The impression on the vellum binding of the most luxurious edition of De Profundis (1905) shows best what Ricketts meant. The impression on the paper wrapper of the deluxe edition of Mason's bibliography shows best what went wrong in reproduction.




Vignette 1, designed by Charles Ricketts:
a dove escaping through prison bars
on the front cover of the first volume of
Stuart Mason, Bibliography of Oscar Wilde (1914): 
deluxe edition in buckram binding (above)
and brown paper wrapper of the same volume (below)


The most striking difference is the drawing of the bars over the pigeon's body; they are much too thick in the new block, and have a crossbar that is not there in the original. As a result, there is actually no opening for the dove to fly through. 

The transition from the pigeon's breast to the right wing is also too thickly accentuated, so that it is no longer visible that the pigeon is opening its beak, in other words, gasping for breath.

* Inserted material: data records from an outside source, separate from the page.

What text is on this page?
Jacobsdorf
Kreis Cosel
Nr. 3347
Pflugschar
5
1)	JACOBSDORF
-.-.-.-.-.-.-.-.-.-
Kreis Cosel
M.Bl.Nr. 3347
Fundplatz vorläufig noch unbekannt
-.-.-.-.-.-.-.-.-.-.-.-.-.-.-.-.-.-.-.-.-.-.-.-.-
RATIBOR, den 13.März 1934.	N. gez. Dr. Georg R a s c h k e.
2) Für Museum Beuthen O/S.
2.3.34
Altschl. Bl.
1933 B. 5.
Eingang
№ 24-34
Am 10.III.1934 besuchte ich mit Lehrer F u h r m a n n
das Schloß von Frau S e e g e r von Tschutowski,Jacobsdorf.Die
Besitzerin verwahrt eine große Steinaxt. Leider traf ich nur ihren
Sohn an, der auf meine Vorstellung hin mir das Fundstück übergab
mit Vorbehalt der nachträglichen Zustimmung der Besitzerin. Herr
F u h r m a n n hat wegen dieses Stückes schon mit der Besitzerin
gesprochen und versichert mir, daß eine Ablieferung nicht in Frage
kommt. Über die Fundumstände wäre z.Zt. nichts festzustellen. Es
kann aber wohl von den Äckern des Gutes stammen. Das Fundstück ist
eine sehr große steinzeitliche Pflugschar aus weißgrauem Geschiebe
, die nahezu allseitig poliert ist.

Above the left wing, against the circle, Ricketts drew a larger open space in the original design than was done in the reproduction. There, just above the wing, a horizontal bar has been drawn.

All these changes show that the new block maker did not understand that the design depicts not a captured dove, but a dove escaping, symbolising freedom. All the modifications actually restrict the pigeon's freedom of movement to such an extent that its spread wings can no longer be understood. The image now resembles a bird that has been pinned to the bars.